After witnessing generations of Black folks die of treatable conditions like heart disease, diabetes, and some cancers–not to mention health care disparities–two African-American entrepreneurs are trying to teach healthy and clean eating to millennials.
Claude Tellis and Kareem Cook, both of Los Angeles, hope to use their VeganSmart protein shakes to convince millennials to turn away from doughnuts and other fatty breakfasts snacks.
“We believe that the people who most need the vegan products and a product like VeganSmart are the 86 million pre-diabetics in the country who not only aren’t vegan, but who also haven’t adopted a healthier lifestyle of any kind,” Tellis told NewsOne. “They are actually the people who go into a grocery store not knowing how to read a food label. They may even be the people who think they are eating healthy, but actually aren’t. Our product is geared toward that consumer.”

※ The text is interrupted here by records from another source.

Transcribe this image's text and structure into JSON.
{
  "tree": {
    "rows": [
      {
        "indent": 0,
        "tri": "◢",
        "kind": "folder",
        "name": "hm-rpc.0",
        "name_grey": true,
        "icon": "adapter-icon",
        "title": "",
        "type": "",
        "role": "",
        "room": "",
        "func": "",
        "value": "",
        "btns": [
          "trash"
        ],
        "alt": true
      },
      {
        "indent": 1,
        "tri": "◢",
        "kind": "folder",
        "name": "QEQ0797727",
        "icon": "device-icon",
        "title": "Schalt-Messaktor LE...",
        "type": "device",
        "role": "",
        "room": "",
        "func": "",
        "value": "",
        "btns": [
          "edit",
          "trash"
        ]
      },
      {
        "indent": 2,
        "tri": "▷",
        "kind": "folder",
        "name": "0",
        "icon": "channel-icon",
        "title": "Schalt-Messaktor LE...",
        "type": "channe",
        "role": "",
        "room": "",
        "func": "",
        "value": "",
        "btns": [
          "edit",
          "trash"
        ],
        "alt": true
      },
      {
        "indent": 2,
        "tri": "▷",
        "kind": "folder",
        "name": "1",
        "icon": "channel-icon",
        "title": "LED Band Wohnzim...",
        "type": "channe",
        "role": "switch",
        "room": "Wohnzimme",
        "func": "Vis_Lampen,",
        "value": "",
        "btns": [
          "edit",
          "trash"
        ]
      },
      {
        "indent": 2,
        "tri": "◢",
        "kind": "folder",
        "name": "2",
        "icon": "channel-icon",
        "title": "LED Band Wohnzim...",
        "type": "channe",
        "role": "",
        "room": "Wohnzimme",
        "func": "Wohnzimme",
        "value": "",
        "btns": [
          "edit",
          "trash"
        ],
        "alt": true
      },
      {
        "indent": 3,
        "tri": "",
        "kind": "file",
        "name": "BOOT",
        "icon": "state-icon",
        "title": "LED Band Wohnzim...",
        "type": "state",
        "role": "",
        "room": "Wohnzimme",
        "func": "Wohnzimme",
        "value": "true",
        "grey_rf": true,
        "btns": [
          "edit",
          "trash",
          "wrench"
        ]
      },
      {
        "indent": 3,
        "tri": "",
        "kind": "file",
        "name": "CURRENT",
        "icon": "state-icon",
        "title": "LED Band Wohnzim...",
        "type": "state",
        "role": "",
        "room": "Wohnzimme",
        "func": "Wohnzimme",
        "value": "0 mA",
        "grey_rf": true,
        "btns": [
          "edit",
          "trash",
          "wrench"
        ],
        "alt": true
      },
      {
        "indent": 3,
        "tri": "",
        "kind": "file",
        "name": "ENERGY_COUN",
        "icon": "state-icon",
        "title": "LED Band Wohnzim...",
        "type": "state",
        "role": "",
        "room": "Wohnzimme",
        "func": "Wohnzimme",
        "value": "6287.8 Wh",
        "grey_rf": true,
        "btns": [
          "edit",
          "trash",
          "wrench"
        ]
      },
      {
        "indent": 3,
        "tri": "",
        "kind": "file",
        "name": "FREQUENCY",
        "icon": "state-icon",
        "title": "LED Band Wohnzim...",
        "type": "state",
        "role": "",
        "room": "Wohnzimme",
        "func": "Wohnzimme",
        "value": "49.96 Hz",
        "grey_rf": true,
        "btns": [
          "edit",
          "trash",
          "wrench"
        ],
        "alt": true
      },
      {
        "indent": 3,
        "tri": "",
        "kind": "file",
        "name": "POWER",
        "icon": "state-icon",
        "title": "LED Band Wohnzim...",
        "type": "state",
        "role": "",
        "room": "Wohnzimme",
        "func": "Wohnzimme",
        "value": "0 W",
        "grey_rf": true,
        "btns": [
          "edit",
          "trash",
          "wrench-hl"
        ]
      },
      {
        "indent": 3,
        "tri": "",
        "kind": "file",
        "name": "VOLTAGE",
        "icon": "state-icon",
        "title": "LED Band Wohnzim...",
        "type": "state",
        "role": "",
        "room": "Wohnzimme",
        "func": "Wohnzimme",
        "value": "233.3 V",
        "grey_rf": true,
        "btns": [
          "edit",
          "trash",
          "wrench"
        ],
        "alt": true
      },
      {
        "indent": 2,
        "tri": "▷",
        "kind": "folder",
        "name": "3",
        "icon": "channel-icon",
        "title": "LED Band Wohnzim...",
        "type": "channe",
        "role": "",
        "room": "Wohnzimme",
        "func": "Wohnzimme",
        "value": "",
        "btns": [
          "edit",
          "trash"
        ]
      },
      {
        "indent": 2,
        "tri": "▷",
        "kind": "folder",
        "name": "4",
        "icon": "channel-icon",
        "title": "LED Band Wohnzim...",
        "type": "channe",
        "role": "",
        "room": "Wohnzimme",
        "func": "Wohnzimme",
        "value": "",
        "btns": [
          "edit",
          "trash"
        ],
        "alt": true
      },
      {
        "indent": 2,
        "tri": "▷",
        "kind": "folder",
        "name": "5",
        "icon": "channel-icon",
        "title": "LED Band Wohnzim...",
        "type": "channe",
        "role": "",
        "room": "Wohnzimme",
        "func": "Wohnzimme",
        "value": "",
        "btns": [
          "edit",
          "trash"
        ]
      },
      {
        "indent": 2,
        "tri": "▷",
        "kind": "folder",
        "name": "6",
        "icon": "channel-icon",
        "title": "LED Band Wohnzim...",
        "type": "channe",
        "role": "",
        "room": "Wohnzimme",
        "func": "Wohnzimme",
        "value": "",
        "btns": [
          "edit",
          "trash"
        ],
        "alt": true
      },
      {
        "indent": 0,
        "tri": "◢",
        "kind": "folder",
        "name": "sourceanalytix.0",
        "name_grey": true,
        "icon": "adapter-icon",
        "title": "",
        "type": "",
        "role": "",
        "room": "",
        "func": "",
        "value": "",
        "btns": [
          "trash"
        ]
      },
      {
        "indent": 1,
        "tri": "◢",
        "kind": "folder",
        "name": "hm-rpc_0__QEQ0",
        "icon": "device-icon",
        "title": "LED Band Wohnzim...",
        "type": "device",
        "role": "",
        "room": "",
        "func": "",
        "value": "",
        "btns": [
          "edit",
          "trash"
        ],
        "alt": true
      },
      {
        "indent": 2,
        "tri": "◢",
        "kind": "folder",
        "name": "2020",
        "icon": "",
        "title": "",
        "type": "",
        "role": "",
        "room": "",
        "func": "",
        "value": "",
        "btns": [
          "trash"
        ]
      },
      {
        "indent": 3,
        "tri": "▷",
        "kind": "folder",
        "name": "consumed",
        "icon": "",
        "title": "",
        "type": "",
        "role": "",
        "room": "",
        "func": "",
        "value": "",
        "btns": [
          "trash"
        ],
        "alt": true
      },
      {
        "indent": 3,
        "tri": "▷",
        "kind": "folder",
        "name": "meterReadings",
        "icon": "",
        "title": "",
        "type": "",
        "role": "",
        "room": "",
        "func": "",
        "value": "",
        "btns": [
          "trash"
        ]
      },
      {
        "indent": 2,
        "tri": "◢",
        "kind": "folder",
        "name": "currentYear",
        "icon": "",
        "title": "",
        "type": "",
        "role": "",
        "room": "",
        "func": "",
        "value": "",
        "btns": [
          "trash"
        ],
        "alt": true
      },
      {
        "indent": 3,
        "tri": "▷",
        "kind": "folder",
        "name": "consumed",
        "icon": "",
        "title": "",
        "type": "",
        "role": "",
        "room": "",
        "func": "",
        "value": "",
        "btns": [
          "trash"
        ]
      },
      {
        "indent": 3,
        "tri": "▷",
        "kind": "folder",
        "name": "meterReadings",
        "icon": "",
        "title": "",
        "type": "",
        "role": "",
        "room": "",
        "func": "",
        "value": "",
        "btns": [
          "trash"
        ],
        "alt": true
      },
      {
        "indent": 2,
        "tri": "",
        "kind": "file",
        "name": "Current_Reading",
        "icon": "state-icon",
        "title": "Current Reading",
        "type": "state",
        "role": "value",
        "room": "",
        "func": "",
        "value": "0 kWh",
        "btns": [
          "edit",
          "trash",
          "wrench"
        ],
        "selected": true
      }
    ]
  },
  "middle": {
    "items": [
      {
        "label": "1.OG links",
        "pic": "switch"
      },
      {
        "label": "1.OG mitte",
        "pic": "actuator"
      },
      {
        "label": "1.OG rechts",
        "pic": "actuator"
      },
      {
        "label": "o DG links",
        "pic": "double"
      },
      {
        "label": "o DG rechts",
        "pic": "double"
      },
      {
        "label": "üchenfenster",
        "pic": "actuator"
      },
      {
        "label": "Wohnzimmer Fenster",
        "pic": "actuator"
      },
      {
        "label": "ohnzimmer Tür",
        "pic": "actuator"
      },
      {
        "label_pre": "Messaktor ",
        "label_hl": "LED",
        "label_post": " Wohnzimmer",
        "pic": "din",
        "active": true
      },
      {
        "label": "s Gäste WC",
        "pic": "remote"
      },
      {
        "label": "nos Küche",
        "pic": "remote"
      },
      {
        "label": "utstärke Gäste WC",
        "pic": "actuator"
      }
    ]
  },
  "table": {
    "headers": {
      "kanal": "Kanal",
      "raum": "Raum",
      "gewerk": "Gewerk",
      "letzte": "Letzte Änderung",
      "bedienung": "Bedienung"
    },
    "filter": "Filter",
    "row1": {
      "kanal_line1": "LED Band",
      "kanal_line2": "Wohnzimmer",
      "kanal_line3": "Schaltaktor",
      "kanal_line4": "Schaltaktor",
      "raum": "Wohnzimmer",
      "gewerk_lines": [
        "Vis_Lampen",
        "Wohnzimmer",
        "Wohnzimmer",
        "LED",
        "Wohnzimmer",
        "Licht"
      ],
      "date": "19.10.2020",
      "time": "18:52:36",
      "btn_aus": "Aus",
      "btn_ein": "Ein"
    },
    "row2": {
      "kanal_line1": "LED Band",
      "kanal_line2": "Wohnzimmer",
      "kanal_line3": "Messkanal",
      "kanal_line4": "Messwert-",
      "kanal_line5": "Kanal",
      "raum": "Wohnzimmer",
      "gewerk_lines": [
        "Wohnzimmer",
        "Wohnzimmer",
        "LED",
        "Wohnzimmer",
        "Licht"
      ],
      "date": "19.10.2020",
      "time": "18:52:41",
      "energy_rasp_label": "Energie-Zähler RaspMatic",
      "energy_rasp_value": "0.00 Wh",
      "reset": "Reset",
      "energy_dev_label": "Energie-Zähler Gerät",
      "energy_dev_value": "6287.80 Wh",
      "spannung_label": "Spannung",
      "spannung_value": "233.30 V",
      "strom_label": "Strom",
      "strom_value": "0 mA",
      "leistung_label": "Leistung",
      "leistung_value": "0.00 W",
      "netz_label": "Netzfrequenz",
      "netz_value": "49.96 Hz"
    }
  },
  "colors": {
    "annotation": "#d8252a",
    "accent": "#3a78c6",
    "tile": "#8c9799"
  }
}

VeganSmart, once available to health food junkies at stores like Whole Foods, is now available in Vanilla and Chocolate flavors in close to 2,000 of the largest Walmart Supercenter’s nationwide.
“We started with the most discriminating customer in terms of what’s in a product,” he said. “Now, we want to sell it to every person out there who needs this product.”
The mission is also personal. Both men, who are member of the Kappa Alpha Psi fraternity have family histories of diabetes and cancer. And their childhood experiences inspired them to start living healthy lifestyles.
The raw numbers also represent the sobering reality of their resolve. Diabetes, a treatable disease in some cases, is 60 percent more common in Black Americans than Whites, according to WebMD. Further, Blacks are up to 2.5 times more likely to suffer a limb amputation and up to 5.6 times more likely to suffer kidney disease than other people with diabetes.
High blood pressure among African Americans is the highest in the world, according to the American Heart Association. The disease, known as the silent killer, can cause permanent damage to the heart before sufferers even notice symptoms. Some of theses diseases can be treated through a healthy diet.
Tellis and Cook first met in college at Duke University and later reconnected after attending business school. Tellis graduated from the Wharton School of the University of Pennsylvania and Cook graduated from Duke. They purchased Naturade in an effort to educate African Americans about the benefits of a healthy lifestyle.
“Our goal is less about trying to convince people how to be vegan, but more about, saying, here is a way for you to replace a high calorie meal. Instead of having a 2,000 to 3,000 calorie meal of biscuits, pancakes, breakfast sandwiches, bagels and doughnuts, we’re saying take this clean smoothie that is really low in sugar, high in protein and clean all the way around,” Tellis said.